Stephen Toney has asked for the wisdom of the Perl Monks concerning the following question:

Wise monks: I have a function that examines JPEG files to find the image height and width. Four getc's are used to read four consecutive bytes. The function has been running for years with no problem, but on one particular file, getc" skips ahead after reading each character.

By using "tell" I can see where the file pointer is. Normally tell returns something like this: 270, 271, 272, 273. However, in the problem file, it returns 270, 782, 4367, 4368.

The problem occurs on two different servers. I thought the file was corrupted, but it looks normal using a hex editor, and it opens correction in MS Photo Ed, which also can determine the image size (in other words, Photo Ed can read the bytes I can't seem to read).

Why would getc skip like this? I've Googled and searched this site to no avail.

Many thanks in advance for any wisdom!

Stephen

Replies are listed 'Best First'.
Re: getc skips ahead
by borisz (Canon) on Aug 15, 2004 at 12:37 UTC
    You need to use binmode $fh; on the filehandle, that examines the jpeg direct after the open call. It looks that your input data is in utf8 mode.
    Boris
      Boris, That did it! It's hard to believe that the problem hasn't occurred before on tens of thousands of images, but ...

      Also, the binmode documentation does not mention getc as one of the functions it affects, so who knew?

      Anyway, many thanks for saving my bacon! Stephen

        Also, the binmode documentation does not mention getc as one of the functions it affects, so who knew?
        I don't really think it needs to, it already says
        In other words: regardless of platform, use binmode() on binary data, like for example images.

        MJD says "you can't just make shit up and expect the computer to know what you mean, retardo!"
        I run a Win32 PPM repository for perl 5.6.x and 5.8.x -- I take requests (README).
        ** The third rule of perl club is a statement of fact: pod is sexy.

        Note that the piece of information that gives it away is this: "in the problem file, [getc] returns 270, 782, 4367, 4368". You'd normally expect getc() to be reading one byte at a time, and therefore always returning numbers in the range 0..255; only if the file is being read in a different mode can larger integers be returned.

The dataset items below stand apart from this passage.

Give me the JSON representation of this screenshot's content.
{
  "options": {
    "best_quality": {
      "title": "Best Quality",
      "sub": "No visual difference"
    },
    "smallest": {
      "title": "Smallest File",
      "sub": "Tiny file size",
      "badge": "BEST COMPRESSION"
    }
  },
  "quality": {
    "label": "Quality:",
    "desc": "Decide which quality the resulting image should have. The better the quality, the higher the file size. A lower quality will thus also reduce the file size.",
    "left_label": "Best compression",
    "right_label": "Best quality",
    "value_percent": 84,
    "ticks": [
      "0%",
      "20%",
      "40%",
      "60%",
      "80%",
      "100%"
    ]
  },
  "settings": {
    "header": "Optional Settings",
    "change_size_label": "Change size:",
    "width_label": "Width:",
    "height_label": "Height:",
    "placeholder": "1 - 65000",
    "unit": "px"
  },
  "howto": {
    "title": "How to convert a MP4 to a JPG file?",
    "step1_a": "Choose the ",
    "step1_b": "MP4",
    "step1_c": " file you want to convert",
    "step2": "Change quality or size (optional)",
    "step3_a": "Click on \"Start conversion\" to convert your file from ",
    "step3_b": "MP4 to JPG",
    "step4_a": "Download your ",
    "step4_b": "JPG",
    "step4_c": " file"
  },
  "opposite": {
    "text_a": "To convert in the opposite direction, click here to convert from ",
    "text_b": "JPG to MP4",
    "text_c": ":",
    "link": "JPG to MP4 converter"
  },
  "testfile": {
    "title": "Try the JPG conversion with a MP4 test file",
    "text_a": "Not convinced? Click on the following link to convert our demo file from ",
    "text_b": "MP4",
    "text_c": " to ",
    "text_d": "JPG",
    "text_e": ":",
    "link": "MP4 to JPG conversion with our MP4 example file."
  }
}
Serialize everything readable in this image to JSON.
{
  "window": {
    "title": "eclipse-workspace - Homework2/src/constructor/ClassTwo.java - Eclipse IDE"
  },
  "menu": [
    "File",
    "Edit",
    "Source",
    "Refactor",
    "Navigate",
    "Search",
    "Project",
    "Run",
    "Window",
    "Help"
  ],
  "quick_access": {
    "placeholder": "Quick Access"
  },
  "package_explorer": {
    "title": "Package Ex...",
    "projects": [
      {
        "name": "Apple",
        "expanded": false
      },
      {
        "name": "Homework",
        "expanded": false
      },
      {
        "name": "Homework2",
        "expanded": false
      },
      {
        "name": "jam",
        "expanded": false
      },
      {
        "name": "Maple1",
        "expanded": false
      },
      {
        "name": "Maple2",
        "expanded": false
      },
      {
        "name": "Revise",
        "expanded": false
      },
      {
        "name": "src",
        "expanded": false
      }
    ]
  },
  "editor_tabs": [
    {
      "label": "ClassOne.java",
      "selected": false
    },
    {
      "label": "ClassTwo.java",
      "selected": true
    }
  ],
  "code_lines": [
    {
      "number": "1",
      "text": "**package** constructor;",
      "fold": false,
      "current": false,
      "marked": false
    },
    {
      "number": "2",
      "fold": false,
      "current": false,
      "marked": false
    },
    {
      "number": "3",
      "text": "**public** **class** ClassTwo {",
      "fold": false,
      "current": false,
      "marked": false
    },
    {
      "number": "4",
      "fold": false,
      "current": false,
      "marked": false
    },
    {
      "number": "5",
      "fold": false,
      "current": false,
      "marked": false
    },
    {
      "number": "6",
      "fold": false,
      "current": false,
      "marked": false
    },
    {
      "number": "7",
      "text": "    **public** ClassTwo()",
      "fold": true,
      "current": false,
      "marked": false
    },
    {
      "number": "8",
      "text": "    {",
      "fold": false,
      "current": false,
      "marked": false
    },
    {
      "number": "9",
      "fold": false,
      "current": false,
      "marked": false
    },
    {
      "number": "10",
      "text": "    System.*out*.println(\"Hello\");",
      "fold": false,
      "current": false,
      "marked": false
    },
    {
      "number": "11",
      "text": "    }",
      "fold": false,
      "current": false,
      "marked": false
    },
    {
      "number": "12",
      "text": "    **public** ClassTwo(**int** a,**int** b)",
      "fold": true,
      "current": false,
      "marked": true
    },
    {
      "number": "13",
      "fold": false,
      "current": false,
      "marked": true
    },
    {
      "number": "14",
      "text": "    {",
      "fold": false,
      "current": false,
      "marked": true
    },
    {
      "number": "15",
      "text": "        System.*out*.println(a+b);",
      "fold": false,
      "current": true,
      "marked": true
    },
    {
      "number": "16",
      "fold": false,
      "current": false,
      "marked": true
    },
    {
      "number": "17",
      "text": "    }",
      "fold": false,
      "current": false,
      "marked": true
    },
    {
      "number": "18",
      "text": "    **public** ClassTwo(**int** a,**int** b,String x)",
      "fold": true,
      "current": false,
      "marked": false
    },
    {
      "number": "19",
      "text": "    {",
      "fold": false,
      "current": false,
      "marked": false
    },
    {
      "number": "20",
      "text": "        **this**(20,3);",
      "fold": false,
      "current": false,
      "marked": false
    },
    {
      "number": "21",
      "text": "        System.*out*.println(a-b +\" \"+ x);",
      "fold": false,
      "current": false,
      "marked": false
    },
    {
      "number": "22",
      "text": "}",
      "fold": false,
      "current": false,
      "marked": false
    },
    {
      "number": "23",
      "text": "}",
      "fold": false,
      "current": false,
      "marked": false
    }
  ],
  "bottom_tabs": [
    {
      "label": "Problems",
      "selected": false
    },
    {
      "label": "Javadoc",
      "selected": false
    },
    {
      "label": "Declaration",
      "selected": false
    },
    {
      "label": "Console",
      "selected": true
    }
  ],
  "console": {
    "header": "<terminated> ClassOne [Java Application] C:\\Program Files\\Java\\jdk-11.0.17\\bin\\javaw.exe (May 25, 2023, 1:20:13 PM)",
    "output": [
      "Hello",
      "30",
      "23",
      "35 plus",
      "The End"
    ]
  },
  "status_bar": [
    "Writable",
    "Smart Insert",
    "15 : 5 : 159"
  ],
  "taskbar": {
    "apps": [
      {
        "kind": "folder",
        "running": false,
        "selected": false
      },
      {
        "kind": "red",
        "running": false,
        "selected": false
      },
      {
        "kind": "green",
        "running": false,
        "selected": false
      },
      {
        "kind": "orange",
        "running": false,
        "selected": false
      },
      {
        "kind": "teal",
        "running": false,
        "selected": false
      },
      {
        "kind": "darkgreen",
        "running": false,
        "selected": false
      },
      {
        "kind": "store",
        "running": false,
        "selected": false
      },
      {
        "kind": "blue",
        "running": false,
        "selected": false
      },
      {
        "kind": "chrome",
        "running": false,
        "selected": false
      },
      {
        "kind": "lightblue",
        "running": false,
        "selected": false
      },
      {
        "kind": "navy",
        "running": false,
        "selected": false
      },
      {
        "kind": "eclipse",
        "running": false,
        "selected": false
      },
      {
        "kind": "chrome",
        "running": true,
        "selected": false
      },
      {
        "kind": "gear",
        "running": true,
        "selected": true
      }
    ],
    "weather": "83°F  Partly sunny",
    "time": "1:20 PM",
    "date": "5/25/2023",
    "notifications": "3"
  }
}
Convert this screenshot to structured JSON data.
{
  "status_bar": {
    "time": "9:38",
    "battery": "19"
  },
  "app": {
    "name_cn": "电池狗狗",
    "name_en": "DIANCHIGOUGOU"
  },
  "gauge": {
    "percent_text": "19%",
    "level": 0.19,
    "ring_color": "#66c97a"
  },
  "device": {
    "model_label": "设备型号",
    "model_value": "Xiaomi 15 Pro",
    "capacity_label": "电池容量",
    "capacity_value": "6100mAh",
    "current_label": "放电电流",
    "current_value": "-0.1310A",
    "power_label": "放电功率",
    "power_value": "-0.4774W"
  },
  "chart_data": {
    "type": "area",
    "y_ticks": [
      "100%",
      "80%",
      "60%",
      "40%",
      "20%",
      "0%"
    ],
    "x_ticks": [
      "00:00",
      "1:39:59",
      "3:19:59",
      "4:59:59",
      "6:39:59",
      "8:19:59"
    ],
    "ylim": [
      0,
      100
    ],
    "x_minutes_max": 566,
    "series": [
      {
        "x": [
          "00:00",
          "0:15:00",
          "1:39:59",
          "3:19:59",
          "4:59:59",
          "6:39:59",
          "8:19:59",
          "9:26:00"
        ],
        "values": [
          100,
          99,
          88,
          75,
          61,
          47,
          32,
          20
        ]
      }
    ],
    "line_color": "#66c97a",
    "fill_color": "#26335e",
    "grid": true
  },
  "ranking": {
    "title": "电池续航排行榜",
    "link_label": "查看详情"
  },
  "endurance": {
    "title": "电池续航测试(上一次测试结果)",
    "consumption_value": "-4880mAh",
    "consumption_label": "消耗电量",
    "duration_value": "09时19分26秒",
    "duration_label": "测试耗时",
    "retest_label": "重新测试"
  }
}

        Update: misread the details.

        Hugo

Re: getc skips ahead
by gaal (Parson) on Aug 15, 2004 at 12:48 UTC
    What does getc return? If undef, then you need to check $! for IO errors.
      You are absolutely right. I should be doing this and will do so. Thanks for the reply. Stephen
Re: getc skips ahead
by derby (Abbot) on Aug 15, 2004 at 14:05 UTC
    That is weird. I would be very cautious about blaming a particular file. You need to post some code. Are your getc's following one after the other? Is there any type of processing going on in between the getc's that would move the offset? Can you replace the four getc with one read to see what happens?

    -derby
Re: getc skips ahead
by Zaxo (Archbishop) on Aug 15, 2004 at 22:26 UTC

    You should consider using Image::Size. It has lots of the rough edges knocked off by testing and use. It will keep working when you find you have some other image format to deal with.

    After Compline,
    Zaxo